Dokhi Fassihian leads the Middle East and North Africa division at Freedom House where she oversees programs on Iran, Jordan, Tunisia, and Egypt. Between 2015-2016, she also worked on Yemen and Bahrain. Before joining Freedom House, from 2005-2011, Fassihian worked at the Democracy Coalition Project, where she led multilateral strategies at the United Nations, and advocated with governments on human rights priorities. She holds a bachelors of arts from George Mason University and an master of arts in international relations and Middle East studies at the John Hopkins University Paul H. Nitze School of Advanced International Studies. Fassihian has lived and worked in Iran and Egypt.  

Hadi Ghaemi is an internationally recognized expert on Iran and human rights. In 2008 he founded the Center for Human Rights in Iran (CHRI), formerly the International Campaign for Human Rights in Iran. CHRI has since become a leading organization documenting human rights violations in Iran and building international coalitions to support human rights. Previously, Ghaemi worked with Human Rights Watch, joining the organization in 2004 as the Iran and United Arab Emirates researcher. His work at Human Rights Watch focused international attention on the plight of migrant workers in Dubai, as well as the repression of civil society in Iran.

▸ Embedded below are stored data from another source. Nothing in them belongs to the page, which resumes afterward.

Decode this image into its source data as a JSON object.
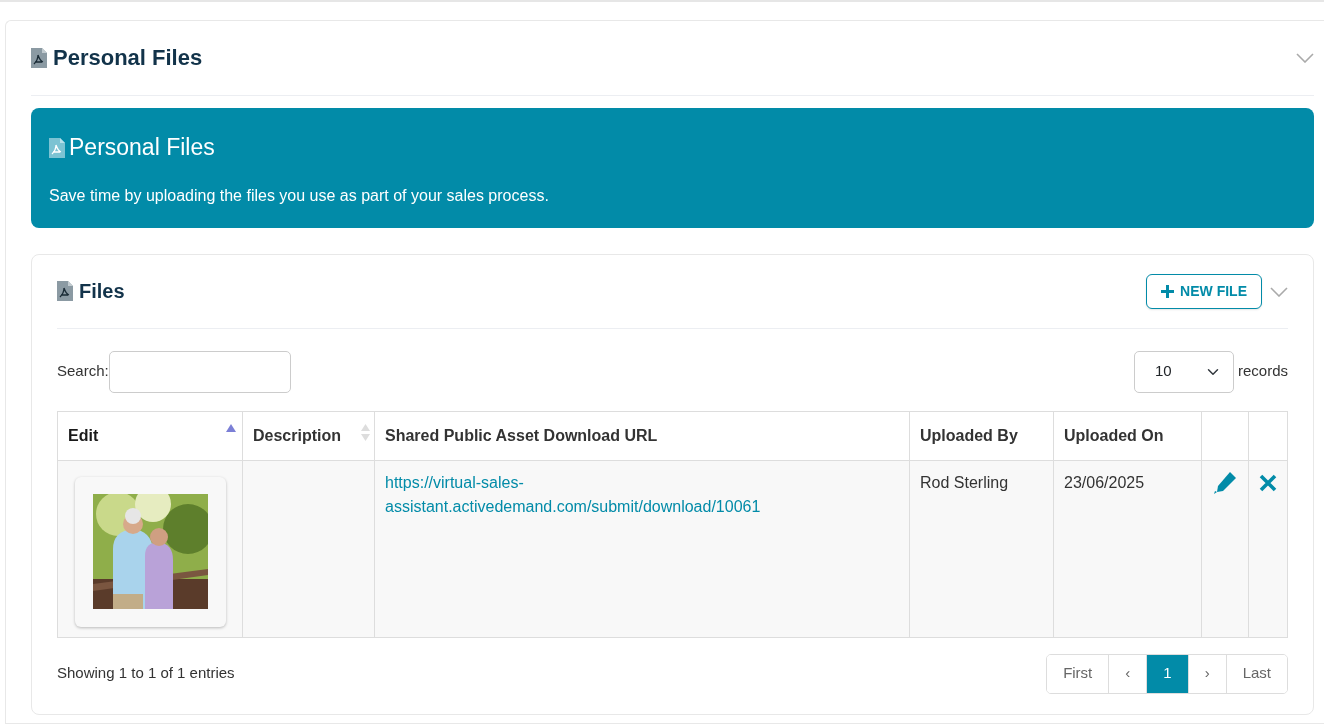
{
  "panel": {
    "title": "Personal Files",
    "expanded": true
  },
  "banner": {
    "title": "Personal Files",
    "text": "Save time by uploading the files you use as part of your sales process."
  },
  "files_card": {
    "title": "Files",
    "new_button": "NEW FILE",
    "expanded": true
  },
  "search": {
    "label": "Search:"
  },
  "page_size": {
    "value": "10",
    "label": "records"
  },
  "table": {
    "columns": [
      {
        "label": "Edit",
        "sortable": true,
        "sorted": true
      },
      {
        "label": "Description",
        "sortable": true,
        "sorted": false
      },
      {
        "label": "Shared Public Asset Download URL",
        "sortable": false,
        "sorted": false
      },
      {
        "label": "Uploaded By",
        "sortable": false,
        "sorted": false
      },
      {
        "label": "Uploaded On",
        "sortable": false,
        "sorted": false
      },
      {
        "sortable": false,
        "sorted": false
      },
      {
        "sortable": false,
        "sorted": false
      }
    ],
    "rows": [
      {
        "description": "",
        "url_lines": [
          "https://virtual-sales-",
          "assistant.activedemand.com/submit/download/10061"
        ],
        "uploaded_by": "Rod Sterling",
        "uploaded_on": "23/06/2025"
      }
    ]
  },
  "footer": {
    "info": "Showing 1 to 1 of 1 entries"
  },
  "pagination": [
    {
      "label": "First",
      "selected": false
    },
    {
      "label": "‹",
      "selected": false
    },
    {
      "label": "1",
      "selected": true
    },
    {
      "label": "›",
      "selected": false
    },
    {
      "label": "Last",
      "selected": false
    }
  ]
}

Barbara Slavin is the director of the Future of Iran Initiative at the Atlantic Council. The author of Bitter Friends, Bosom Enemies: Iran, the US and the Twisted Path to Confrontation (2007), she is a regular commentator on US foreign policy and Iran on NPR, PBS, and C-SPAN. A career journalist, Slavin previously served as assistant managing editor for world and national security of the Washington Times, senior diplomatic reporter for USA TODAY, Cairo correspondent for the Economist, and as an editor at the New York Times Week in Review. She has traveled to Iran nine times.
 
Sussan Tahmasebi
is a veteran women’s rights and civil society activist who has worked for two decades to strengthen civil society and promote women’s rights in Iran, MENA/Asia and internationally. While in Iran (1999 - 2010), she co-founded the Iran Civil Society Training and Research Center and the One Million Signatures Campaign, a grassroots effort to end gender-biased laws in Iran. She continues to maintain strong ties with Iranian civil society and women’s groups inside the country. She is also the director of FEMENA, an organization supporting women human rights defenders and women’s movements in North Africa and West Asia, with focus on groups working in contexts of shrinking civil society space. Tahmasebi’s work as an advocate for women’s rights has been recognized by Human Rights Watch, Newsweek, the National Center for Civil and Human Rights and the Association of Women’s Rights in Development. She is Iranian and American by birth.